M2OST: Many-to-one Regression for Predicting Spatial Transcriptomics from Digital Pathology Images
Hongyi Wang, Xiuju Du, Jing Liu, Shuyi Ouyang, Yen-Wei Chen, Lanfen Lin
TL;DR
This work tackles the challenge of predicting spatial transcriptomics (ST) maps from digital pathology WSIs, where ST data are costly to acquire. It introduces M2OST, a many-to-one Transformer that jointly leverages multi-scale pathology patches through a decoupled encoder consisting of deformable patch embedding (DPE), intra-level token mixing (ITMM), cross-level token mixing (CTMM), and cross-level channel mixing (CCMM). Ablation and extensive experiments on three public ST datasets demonstrate that the many-to-one, multi-scale design yields state-of-the-art ST prediction performance with substantially fewer parameters and FLOPs, while effectively integrating inter-spot and multi-scale information.

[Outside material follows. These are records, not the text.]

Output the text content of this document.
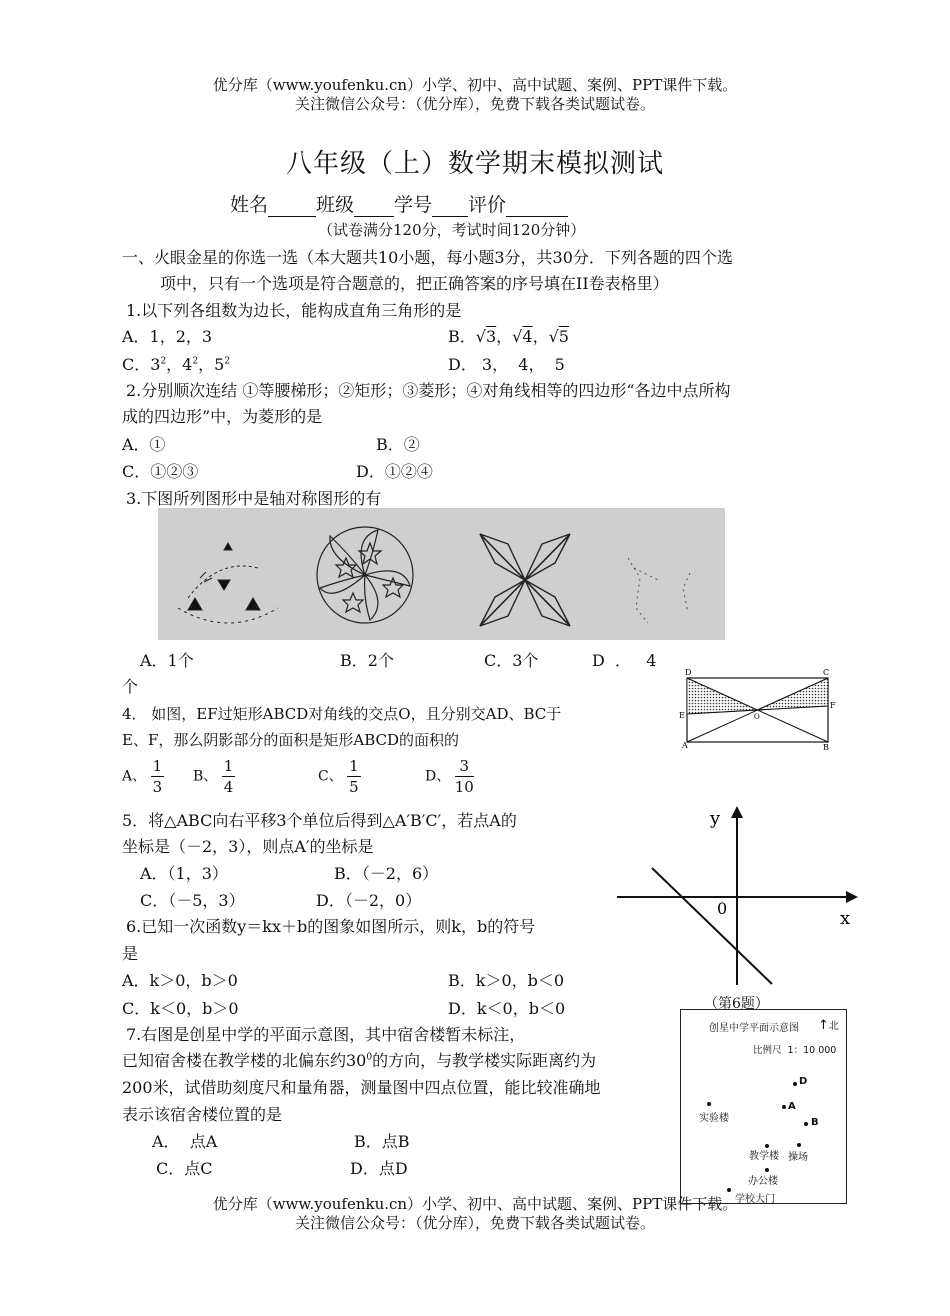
优分库（www.youfenku.cn）小学、初中、高中试题、案例、PPT课件下载。
关注微信公众号：（优分库），免费下载各类试题试卷。
八年级（上）数学期末模拟测试
姓名	班级 学号 评价
（试卷满分120分，考试时间120分钟）
一、火眼金星的你选一选（本大题共10小题，每小题3分，共30分．下列各题的四个选
项中，只有一个选项是符合题意的，把正确答案的序号填在II卷表格里）
1.以下列各组数为边长，能构成直角三角形的是
A．1，2，3	B．√3，√4，√5
C．$3^2$，$4^2$，$5^2$	D． 3，  4，  5
2.分别顺次连结 ①等腰梯形；②矩形；③菱形；④对角线相等的四边形“各边中点所构
成的四边形”中，为菱形的是
A．①	B．②
C．①②③	D．①②④
3.下图所列图形中是轴对称图形的有
A．1个	B．2个	C．3个	D  ．   4
个
D	C
E	O
F
A	B
4． 如图，EF过矩形ABCD对角线的交点O，且分别交AD、BC于
E、F，那么阴影部分的面积是矩形ABCD的面积的
A、 $\frac{1}{3}$ B、 $\frac{1}{4}$	C、 $\frac{1}{5}$	D、 $\frac{3}{10}$
5．将△ABC向右平移3个单位后得到△A′B′C′，若点A的
坐标是（－2，3），则点A′的坐标是
A．（1，3）	B．（－2，6）
C．（－5，3）	D．（－2，0）
y
x
0
（第6题）
6.已知一次函数y＝kx＋b的图象如图所示，则k，b的符号
是
A．k＞0，b＞0	B．k＞0，b＜0
C．k＜0，b＞0	D．k＜0，b＜0
7.右图是创星中学的平面示意图，其中宿舍楼暂未标注，
已知宿舍楼在教学楼的北偏东约$30^0$的方向，与教学楼实际距离约为
200米，试借助刻度尺和量角器，测量图中四点位置，能比较准确地
表示该宿舍楼位置的是
A．  点A	B．点B
C．点C	D．点D
创星中学平面示意图 ↑北
比例尺  1：10 000
D
A
B
实验楼
教学楼 操场
办公楼
学校大门
优分库（www.youfenku.cn）小学、初中、高中试题、案例、PPT课件下载。
关注微信公众号：（优分库），免费下载各类试题试卷。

The approach offers a practical, end-to-end framework for cost-effective ST map generation, with strong generalization and scalability to different input configurations. Overall, M2OST advances multi-scale computational pathology by efficiently fusing hierarchical image information to predict spatial gene expressions with high fidelity.
Abstract
The advancement of Spatial Transcriptomics (ST) has facilitated the spatially-aware profiling of gene expressions based on histopathology images. Although ST data offers valuable insights into the micro-environment of tumors, its acquisition cost remains expensive. Therefore, directly predicting the ST expressions from digital pathology images is desired. Current methods usually adopt existing regression backbones along with patch-sampling for this task, which ignores the inherent multi-scale information embedded in the pyramidal data structure of digital pathology images, and wastes the inter-spot visual information crucial for accurate gene expression prediction. To address these limitations, we propose M2OST, a many-to-one regression Transformer that can accommodate the hierarchical structure of the pathology images via a decoupled multi-scale feature extractor. Unlike traditional models that are trained with one-to-one image-label pairs, M2OST uses multiple images from different levels of the digital pathology image to jointly predict the gene expressions in their common corresponding spot. Built upon our many-to-one scheme, M2OST can be easily scaled to fit different numbers of inputs, and its network structure inherently incorporates nearby inter-spot features, enhancing regression performance. We have tested M2OST on three public ST datasets and the experimental results show that M2OST can achieve state-of-the-art performance with fewer parameters and floating-point operations (FLOPs).